By utilizing the proposed adaptive kinematic controller that considers the slip rate, another set of linear trajectory-tracking experiments was conducted, and the results are shown in
Figure 12. When performed on an HP, the tracking errors in the x-axis and y-axis directions are 8.7 mm and 9.9 mm, respectively. It has met the accuracy requirements of most operations, especially in the field of climbing manipulation. Then, the proposed adaptive kinematic control method is also verified on 50° IP and 60° IP, as shown in
Figure 12b,c, and it exhibits a certain level of effectiveness in suppressing slip, with a minimum error of only 6 mm. Similar results are achieved in the experiments conducted on a VP, as shown in
Figure 12d, and the minimum error is only 6.7 mm. Furthermore, the velocity navigation errors in the x-axis and y-axis directions are negligible, with error peaks at only 0.1% of the travel speed. This means that the adaptive skid-steering control approach can be applied to inclined planes without knowing the tilt angle. The proposed method, with its simple framework and relatively stable performance, demonstrates good applicability in the field of wall-climbing manipulation.
As shown in
Table 6, the performance of linear trajectory tracking using the proposed method is represented by RMSE. The data in the table indicate that the algorithm that considers slippage produces significantly more accurate results than the algorithm that does not consider slippage. In fact, in the worst-case scenario, the algorithm that considers slippage reduces the error caused by slippage by 30%. Therefore, it can be concluded that the control effect after slip estimation is superior.
6. Conclusions
This study aimed to address the slipping phenomenon that occurs when a CMo-R turns. To achieve this, a four-wheel kinematic model that considers slip rate effects was constructed, and an adaptive kinematic control algorithm based on Lyapunov theory was designed. Furthermore, a control law for slip estimation was developed for slip-affected systems. To obtain the tracking performance, a traditional PID algorithm was also implemented for comparison. Simulations were conducted to tackle trajectory-tracking problems for shipborne climbing manipulation. The results revealed that during a circular trajectory-tracking case with a minimum curvature radius of 0.5 m, precision was maintained below 15 mm.
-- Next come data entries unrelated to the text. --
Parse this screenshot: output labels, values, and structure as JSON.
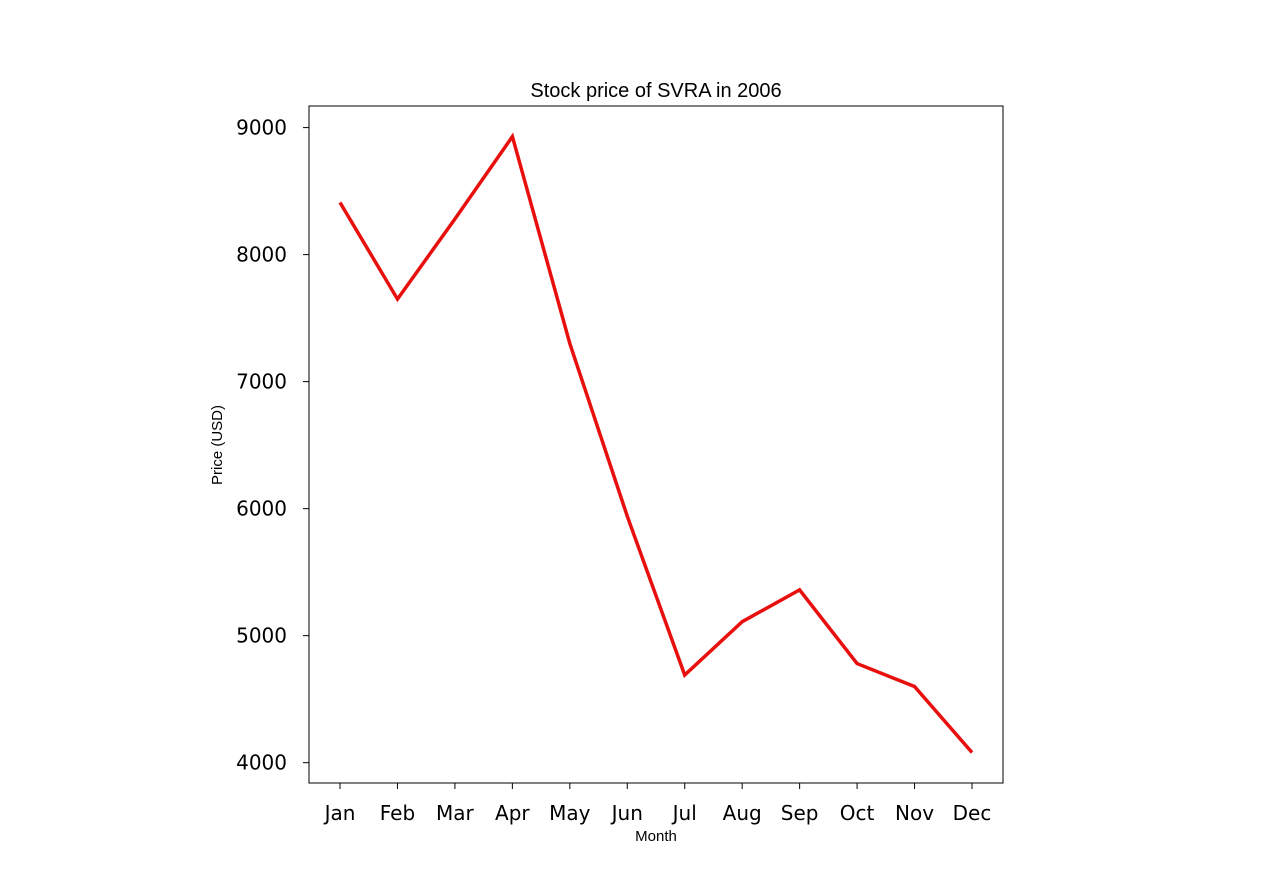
{
  "chart_data": {
    "type": "line",
    "title": "Stock price of SVRA in 2006",
    "xlabel": "Month",
    "ylabel": "Price (USD)",
    "categories": [
      "Jan",
      "Feb",
      "Mar",
      "Apr",
      "May",
      "Jun",
      "Jul",
      "Aug",
      "Sep",
      "Oct",
      "Nov",
      "Dec"
    ],
    "series": [
      {
        "values": [
          8410,
          7650,
          8280,
          8930,
          7300,
          5940,
          4690,
          5110,
          5360,
          4780,
          4600,
          4080
        ],
        "color": "#e8100e"
      }
    ],
    "ylim": [
      3840,
      9170
    ],
    "yticks": [
      4000,
      5000,
      6000,
      7000,
      8000,
      9000
    ],
    "grid": false,
    "legend": "none"
  }
}
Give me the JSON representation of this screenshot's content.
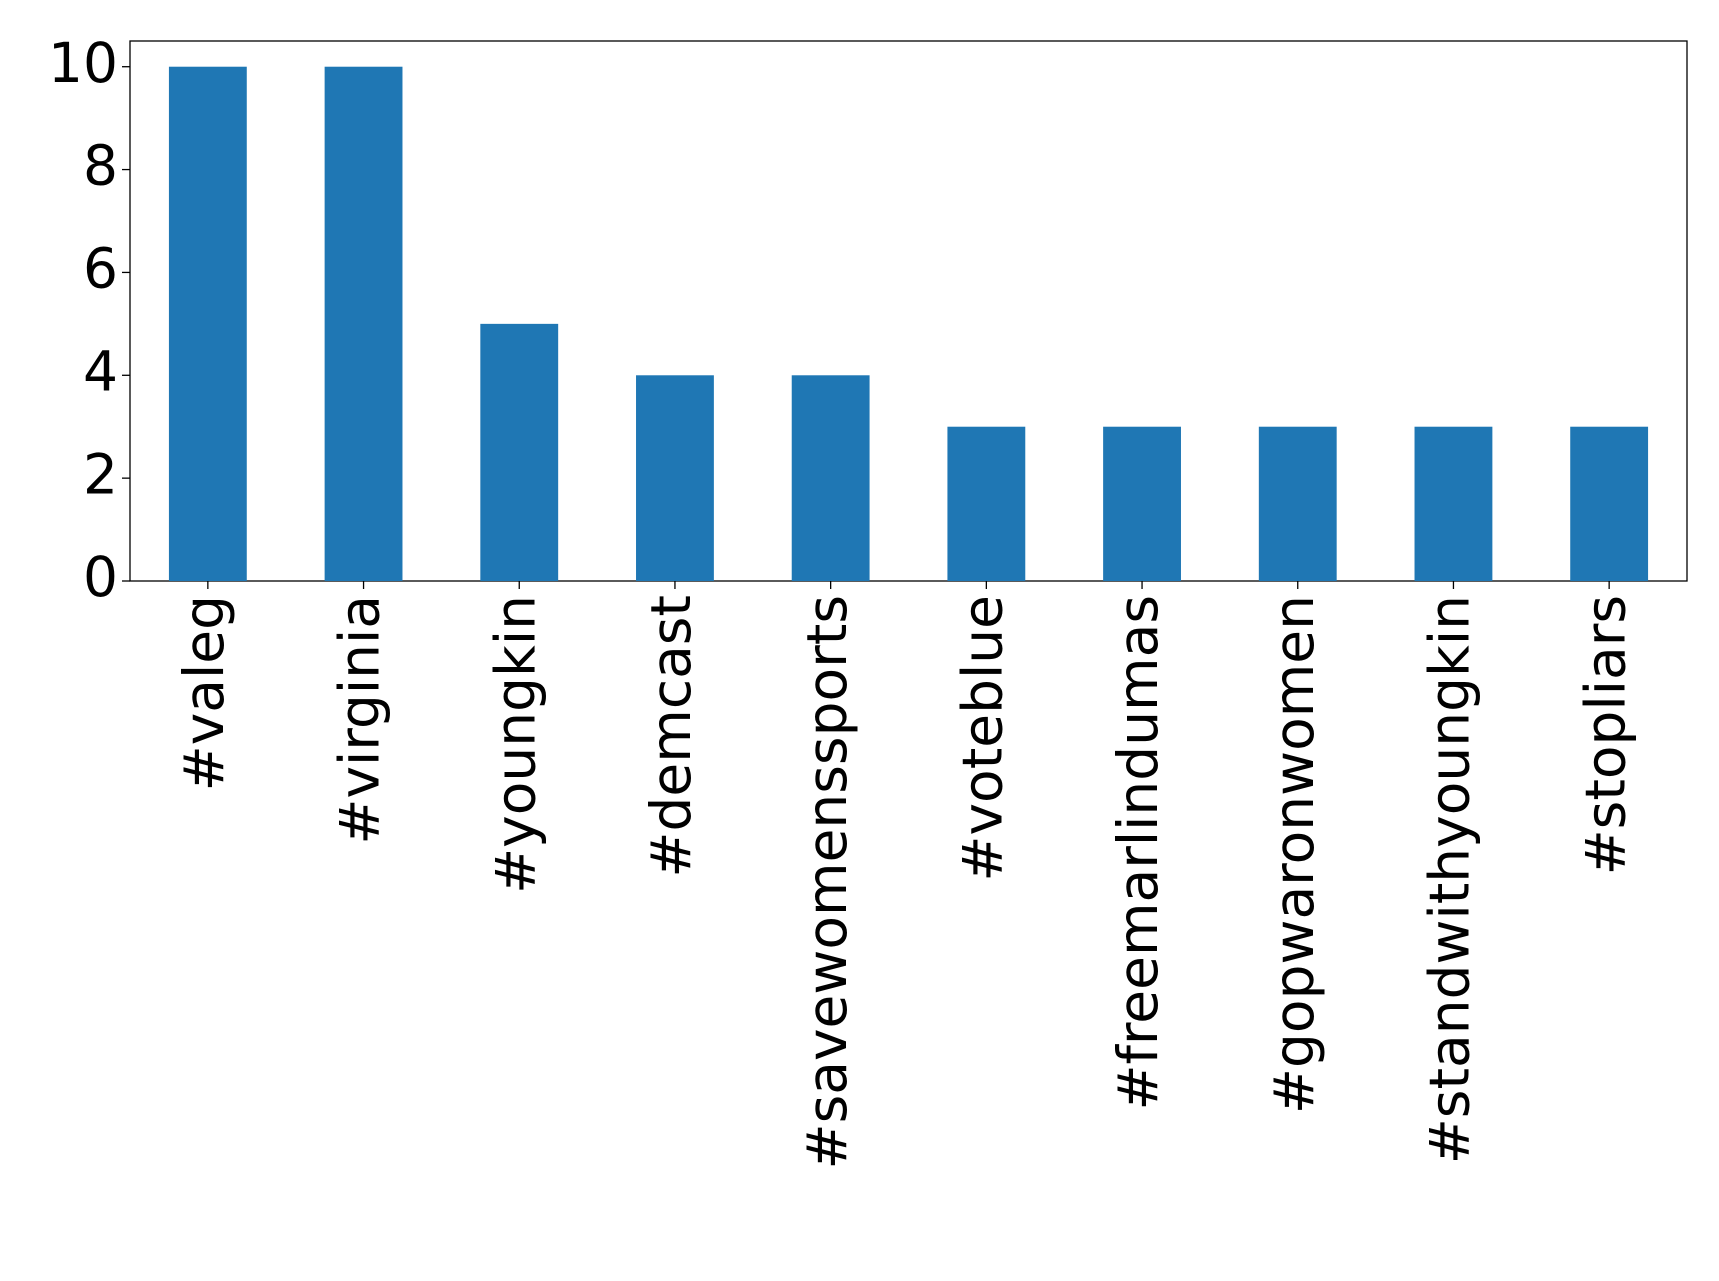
{
  "chart_data": {
    "type": "bar",
    "categories": [
      "#valeg",
      "#virginia",
      "#youngkin",
      "#demcast",
      "#savewomenssports",
      "#voteblue",
      "#freemarlindumas",
      "#gopwaronwomen",
      "#standwithyoungkin",
      "#stopliars"
    ],
    "values": [
      10,
      10,
      5,
      4,
      4,
      3,
      3,
      3,
      3,
      3
    ],
    "color": "#1f77b4",
    "ylim": [
      0,
      10.5
    ],
    "yticks": [
      0,
      2,
      4,
      6,
      8,
      10
    ],
    "grid": false
  }
}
Similarly, during linear tracking in mobile operations, the precision remained below 10 mm. The precision slightly decreased for a circular trajectory with a minimum curvature radius when it was applied for climbing manipulation on 50° IP and 60° IP. However, the precision for a linear trajectory remained around 10 mm. Finally, the proposed approach was deployed for a real shipborne climbing robot, and experiments were performed on uncertain inclined planes, e.g., HP, 50° IP, 60° IP, and VP. All the errors of shipborne climbing-oriented linear trajectory tracking are less than 15 mm, with a minimum RMSE of 6 mm. The algorithm that considers slippage reduces the error caused by slippage by 30% even in the worst-case scenario. As a result, the simple yet stable skid-steering method demonstrates good applicability in the field of wall-climbing manipulation.